There’s a lot to like about some of the big ideas FlashForward raises. Is there such a thing as destiny? Does seeing the future make you more or less likely to live that future out? And what happens when what you see seems clearly impossible yet makes you long for that impossibility all the more? There are also some great gags based on the idea that these people embark on the course of investigating the flashes largely because of what they saw in their flashes, creating an elaborate chicken-egg kind of question. But big ideas and a cool plot can’t be the only thing you have to lean on when you’re getting the audience to come back week after week.

And then, just as it’s becoming easier to write off FlashForward, the pilot ends with a doozy of a cliffhanger, proving that if Goyer and Braga don’t quite have a grasp of their characters just yet, they do have an idea of where to take the plot in the future.
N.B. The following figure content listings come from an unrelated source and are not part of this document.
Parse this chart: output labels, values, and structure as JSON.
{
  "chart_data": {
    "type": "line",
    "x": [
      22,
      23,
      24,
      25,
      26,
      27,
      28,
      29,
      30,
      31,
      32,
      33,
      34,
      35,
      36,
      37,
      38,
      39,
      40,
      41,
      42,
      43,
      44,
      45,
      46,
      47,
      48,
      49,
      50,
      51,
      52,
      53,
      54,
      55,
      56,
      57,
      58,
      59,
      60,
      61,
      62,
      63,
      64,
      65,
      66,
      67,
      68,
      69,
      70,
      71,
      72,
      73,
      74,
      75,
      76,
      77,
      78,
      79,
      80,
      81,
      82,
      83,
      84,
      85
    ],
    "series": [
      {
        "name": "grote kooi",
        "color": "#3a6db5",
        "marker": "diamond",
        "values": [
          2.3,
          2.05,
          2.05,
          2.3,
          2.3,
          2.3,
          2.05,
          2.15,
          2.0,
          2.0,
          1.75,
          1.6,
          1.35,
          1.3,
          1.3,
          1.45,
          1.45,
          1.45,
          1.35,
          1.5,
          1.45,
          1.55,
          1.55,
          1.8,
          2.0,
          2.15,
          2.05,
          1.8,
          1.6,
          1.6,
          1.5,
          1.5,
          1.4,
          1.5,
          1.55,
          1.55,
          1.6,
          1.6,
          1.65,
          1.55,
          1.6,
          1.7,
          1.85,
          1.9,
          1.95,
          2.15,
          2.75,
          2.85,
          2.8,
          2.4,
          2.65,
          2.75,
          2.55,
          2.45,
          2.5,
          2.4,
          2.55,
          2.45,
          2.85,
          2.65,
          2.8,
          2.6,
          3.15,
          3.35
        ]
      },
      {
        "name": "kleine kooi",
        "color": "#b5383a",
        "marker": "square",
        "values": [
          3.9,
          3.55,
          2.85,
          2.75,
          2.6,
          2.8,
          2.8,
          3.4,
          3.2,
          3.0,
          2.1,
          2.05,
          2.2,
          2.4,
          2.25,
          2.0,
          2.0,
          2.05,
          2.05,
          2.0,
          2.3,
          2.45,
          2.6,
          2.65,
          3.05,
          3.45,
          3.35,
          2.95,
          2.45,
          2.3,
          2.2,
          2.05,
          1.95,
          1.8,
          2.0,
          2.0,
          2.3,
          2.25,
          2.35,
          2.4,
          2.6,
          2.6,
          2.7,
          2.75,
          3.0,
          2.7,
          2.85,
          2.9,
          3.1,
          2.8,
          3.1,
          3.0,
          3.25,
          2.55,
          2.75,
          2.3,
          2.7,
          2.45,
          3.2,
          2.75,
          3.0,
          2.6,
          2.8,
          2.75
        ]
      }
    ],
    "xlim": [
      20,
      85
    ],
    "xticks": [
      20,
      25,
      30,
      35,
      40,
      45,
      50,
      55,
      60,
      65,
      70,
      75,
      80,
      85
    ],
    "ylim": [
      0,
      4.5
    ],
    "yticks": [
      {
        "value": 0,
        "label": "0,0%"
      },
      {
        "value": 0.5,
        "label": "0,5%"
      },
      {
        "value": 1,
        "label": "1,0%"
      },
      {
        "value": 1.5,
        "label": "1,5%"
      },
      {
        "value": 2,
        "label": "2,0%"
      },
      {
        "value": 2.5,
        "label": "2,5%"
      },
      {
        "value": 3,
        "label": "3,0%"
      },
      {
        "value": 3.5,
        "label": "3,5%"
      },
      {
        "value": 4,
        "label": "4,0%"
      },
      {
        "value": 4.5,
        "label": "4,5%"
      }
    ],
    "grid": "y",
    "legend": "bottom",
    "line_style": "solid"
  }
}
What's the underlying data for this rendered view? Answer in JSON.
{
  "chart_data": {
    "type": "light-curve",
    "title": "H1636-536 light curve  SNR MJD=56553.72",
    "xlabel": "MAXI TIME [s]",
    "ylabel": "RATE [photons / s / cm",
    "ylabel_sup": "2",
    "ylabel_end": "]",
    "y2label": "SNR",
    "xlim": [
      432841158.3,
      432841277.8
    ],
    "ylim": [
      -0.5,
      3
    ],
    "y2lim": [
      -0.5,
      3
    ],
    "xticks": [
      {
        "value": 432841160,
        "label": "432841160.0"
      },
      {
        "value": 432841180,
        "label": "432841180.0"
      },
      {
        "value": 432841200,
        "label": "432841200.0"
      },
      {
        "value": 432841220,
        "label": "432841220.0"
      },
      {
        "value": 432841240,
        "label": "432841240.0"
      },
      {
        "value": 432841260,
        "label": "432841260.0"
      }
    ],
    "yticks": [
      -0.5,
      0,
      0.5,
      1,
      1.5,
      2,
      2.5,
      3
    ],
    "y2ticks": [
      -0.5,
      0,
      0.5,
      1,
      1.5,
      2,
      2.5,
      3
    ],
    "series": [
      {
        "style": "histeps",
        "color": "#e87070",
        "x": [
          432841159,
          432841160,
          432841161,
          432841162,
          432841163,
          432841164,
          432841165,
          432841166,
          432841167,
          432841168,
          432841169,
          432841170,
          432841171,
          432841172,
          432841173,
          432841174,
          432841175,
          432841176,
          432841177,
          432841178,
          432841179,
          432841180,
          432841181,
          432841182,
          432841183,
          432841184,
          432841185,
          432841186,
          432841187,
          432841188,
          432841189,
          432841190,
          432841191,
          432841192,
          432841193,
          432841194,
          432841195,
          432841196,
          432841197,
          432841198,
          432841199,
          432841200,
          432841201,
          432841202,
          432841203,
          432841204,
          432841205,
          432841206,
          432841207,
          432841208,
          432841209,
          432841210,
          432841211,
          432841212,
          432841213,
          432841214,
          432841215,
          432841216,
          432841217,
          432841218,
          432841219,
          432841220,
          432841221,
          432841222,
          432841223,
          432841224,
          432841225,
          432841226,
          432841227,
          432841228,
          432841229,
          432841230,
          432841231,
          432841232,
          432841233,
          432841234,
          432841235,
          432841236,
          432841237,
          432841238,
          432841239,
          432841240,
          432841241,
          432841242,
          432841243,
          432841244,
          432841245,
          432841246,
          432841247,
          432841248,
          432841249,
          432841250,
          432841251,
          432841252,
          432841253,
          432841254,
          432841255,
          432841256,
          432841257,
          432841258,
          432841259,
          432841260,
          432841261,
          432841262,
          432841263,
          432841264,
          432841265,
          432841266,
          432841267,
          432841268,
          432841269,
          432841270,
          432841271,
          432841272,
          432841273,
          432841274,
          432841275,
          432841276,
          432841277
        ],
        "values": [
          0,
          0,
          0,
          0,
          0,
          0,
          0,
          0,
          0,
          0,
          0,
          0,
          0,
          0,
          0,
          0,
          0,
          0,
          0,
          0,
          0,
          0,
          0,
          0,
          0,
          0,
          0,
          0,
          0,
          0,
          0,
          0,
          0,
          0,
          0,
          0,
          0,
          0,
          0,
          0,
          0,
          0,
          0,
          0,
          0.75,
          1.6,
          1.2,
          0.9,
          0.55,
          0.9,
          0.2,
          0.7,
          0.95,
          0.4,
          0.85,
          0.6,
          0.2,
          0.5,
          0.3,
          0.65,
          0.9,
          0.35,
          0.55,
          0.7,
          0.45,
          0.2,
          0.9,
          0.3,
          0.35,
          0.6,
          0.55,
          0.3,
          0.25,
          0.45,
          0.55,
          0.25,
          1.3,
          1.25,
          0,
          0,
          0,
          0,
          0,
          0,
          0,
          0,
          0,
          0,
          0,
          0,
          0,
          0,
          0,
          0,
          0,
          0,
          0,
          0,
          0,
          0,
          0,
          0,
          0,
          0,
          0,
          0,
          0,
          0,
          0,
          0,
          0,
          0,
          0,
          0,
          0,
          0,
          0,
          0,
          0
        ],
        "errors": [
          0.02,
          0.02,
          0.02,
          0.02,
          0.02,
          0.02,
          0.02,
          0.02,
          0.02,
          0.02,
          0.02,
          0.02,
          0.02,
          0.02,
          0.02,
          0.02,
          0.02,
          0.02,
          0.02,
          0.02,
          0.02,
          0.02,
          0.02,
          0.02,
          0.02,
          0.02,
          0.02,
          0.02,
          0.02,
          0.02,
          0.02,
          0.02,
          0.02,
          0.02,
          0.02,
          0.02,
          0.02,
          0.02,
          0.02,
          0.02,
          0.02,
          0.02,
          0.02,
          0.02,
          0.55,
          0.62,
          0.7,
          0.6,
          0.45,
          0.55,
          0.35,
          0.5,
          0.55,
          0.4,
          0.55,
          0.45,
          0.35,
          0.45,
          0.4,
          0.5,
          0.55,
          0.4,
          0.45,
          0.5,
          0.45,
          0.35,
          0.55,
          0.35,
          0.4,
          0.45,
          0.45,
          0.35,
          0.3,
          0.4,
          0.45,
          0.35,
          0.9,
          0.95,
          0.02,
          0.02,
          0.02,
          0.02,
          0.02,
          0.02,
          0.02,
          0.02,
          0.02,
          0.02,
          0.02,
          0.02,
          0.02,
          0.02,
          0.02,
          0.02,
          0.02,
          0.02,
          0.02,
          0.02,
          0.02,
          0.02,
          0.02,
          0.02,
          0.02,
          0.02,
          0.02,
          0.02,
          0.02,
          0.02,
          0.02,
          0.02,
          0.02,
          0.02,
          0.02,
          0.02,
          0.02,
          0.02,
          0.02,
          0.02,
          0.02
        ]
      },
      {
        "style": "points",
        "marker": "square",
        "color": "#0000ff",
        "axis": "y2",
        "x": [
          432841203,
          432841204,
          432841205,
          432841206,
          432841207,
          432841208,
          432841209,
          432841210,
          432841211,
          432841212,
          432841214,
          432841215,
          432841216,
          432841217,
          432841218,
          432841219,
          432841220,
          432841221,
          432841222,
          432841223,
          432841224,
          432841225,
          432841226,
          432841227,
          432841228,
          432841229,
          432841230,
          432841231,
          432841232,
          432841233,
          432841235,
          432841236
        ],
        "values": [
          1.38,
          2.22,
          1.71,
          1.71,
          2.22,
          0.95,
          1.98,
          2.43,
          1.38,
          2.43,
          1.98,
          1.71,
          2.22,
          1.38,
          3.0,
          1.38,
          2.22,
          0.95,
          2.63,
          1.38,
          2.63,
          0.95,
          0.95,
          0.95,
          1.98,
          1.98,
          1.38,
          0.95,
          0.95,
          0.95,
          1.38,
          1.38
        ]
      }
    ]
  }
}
There’s no way I wouldn’t be coming back to watch FlashForward next week, even if I weren’t assigned to cover it, but I’d be a lot more secure in knowing this was a show to follow if I had some sense – any at all, really – that these characters are more than pieces on a big board.

Grade: B+

Stray observations:

  • Welcome to the FlashForward coverage for the first season. We’re adding the show based on the fact that it seems like something that could get really good in weeks to come and something that will be increasingly fun to dissect and predict plot points for. Hope you’ll join me!
  • I can already hear some whining about how the grade is too high. Let me say this: I REALLY liked those opening 20 minutes or so and REALLY liked the closing five. Everything in between was probably a B- or C+, but the stuff at the beginning and end was an easy A. Hence, a rough average.
  • This is almost too geeky for even me, but I believe Sonya Walger is now the first person to have two TV Club icons featuring her visage. Not Penny’s boat, indeed.
  • For those of you concerned about Braga’s name being on this: I hear your concerns. I’d almost share your concerns. But Braga is not working on the show past the pilot. His contract with 24 meant that he had to go back and work on that. The underrated Marc Guggenheim has been brought in to replace him, which gives me some hope for future episodes.
  • Finally, it’s weird to see Seth McFarlane turn up as an FBI agent, but he does have the voice and carriage to play a random FBI agent. It’s almost as if we’ve been dropped into a parallel universe where he went into character acting instead of animation every time he turns up.